Awalnya, istilah pekerjaan rumah digunakan di bidang pendidikan, kemudian meluas ke hampir semua bidang. Penggunaannya menimbulkan kesan bahwa tugas yang dikerjakan hanyalah tambahan dan kurang penting, bukan kewajiban utama.
Sekadar menegaskan, pekerjaan rumah (homework) berbeda dengan pekerjaan rumah tangga (housework).
Setiap kali ada pejabat negara baru dilantik, media massa di Indonesia biasa menggunakan istilah pekerjaan rumah atau PR untuk menyebut tugas-tugas utama yang diemban dan harus diselesaikannya. Contoh, judul berita ”Tiga PR dari Presiden Jokowi untuk Menpora Baru” (Kompas.id, 3/4/2023).
Memperhalus bahasa
Agaknya, istilah pekerjaan rumah pada contoh-contoh di atas dimaksudkan sebagai kiasan untuk memperhalus bahasa. Namun, penggunaannya tidak tepat karena bertentangan dengan makna hakikinya, alias salah kaprah.

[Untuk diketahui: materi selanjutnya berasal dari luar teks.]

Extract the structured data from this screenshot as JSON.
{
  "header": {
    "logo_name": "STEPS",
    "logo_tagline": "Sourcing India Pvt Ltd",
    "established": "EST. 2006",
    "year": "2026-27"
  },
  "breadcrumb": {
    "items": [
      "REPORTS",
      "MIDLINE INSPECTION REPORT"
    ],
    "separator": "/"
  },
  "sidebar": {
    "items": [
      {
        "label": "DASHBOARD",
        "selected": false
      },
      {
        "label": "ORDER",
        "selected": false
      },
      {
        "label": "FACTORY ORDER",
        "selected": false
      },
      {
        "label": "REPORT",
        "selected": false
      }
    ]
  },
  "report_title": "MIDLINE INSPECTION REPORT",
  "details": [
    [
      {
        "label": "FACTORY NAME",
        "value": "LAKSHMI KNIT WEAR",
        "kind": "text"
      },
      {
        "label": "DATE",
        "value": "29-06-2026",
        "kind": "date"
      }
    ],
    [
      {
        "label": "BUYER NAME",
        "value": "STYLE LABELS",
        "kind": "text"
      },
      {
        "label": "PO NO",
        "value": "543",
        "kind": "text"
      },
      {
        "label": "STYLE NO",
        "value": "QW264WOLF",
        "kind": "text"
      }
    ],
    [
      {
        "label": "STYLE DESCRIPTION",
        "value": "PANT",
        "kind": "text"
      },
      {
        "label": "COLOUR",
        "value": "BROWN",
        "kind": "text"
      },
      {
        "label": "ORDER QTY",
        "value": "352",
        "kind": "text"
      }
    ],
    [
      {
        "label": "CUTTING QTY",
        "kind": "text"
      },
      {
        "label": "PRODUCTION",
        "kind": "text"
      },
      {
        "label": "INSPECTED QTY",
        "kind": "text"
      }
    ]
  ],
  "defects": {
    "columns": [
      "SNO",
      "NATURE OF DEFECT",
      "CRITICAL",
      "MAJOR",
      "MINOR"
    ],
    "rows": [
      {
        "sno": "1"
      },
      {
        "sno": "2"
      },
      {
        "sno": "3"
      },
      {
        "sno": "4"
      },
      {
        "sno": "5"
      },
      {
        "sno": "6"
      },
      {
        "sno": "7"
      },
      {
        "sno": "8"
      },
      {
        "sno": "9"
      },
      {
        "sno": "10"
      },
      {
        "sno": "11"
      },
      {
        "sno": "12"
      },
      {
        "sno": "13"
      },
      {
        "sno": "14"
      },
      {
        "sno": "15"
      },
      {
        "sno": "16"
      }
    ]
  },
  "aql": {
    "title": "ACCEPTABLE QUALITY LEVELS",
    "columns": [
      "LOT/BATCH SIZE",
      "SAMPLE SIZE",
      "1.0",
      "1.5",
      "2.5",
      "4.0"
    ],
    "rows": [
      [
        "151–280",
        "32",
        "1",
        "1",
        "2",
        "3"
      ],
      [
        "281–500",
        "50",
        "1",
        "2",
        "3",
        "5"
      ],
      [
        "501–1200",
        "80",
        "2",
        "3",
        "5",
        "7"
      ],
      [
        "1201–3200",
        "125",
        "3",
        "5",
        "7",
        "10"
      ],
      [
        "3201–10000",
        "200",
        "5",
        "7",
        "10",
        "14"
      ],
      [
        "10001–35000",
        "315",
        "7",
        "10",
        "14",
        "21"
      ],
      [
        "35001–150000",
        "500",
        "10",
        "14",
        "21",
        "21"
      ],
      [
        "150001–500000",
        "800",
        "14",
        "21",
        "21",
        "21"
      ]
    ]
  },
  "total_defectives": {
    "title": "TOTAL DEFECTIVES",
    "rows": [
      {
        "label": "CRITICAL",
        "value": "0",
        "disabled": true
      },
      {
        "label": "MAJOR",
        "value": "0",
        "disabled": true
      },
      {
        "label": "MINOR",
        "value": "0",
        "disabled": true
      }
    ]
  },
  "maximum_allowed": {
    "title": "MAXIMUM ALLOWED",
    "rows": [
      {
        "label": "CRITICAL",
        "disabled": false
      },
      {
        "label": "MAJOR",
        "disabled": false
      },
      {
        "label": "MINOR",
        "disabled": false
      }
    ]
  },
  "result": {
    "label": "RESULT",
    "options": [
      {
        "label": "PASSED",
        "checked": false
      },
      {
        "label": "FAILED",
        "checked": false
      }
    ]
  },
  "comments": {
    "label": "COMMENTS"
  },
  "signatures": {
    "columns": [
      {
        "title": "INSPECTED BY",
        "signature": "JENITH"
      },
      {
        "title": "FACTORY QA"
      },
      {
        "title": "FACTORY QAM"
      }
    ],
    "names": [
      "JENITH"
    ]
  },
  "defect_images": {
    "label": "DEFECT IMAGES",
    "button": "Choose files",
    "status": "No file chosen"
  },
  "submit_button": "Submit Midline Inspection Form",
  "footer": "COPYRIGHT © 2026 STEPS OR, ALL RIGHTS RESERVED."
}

Menyejahterakan rakyat, mengatasi banjir, dan menyelesaikan masalah tata ruang bukanlah tugas tambahan. Ketiganya adalah kewajiban utama pemerintah, baik pusat maupun daerah.
Bagi Menteri Pemuda dan Olahraga Republik Indonesia, memajukan ekosistem industri olahraga Indonesia adalah pekerjaan penting, bukan PR, apalagi pekerjaan sambilan.
Jangan lagi menyebut dan menganggapnya pekerjaan rumah sehingga terkesan menyepelekan.
Mengapa pengusutan kasus-kasus pelanggaran HAM berat tidak tuntas? Karena penyelesaiannya hanya dianggap pekerjaan rumah. Mengapa pengelolaan sampah di perkotaan tidak membaik? Sebab, masalah kebersihan kota hanya dianggap pekerjaan rumah.
Mengapa polusi udara kian parah? Karena mengatasi pencemaran lingkungan hanya dianggap pekerjaan rumah. Dan seterusnya.
Barangkali, penggunaan istilah yang tepat bisa menjadi sumbangsih kecil dalam penyelesaian masalah-masalah besar di Indonesia. Jangan lagi menyebut dan menganggapnya pekerjaan rumah sehingga terkesan menyepelekan.
Namun, gunakanlah, misalnya, istilah tantangan besar, kewajiban utama, tugas pokok, atau pekerjaan penting.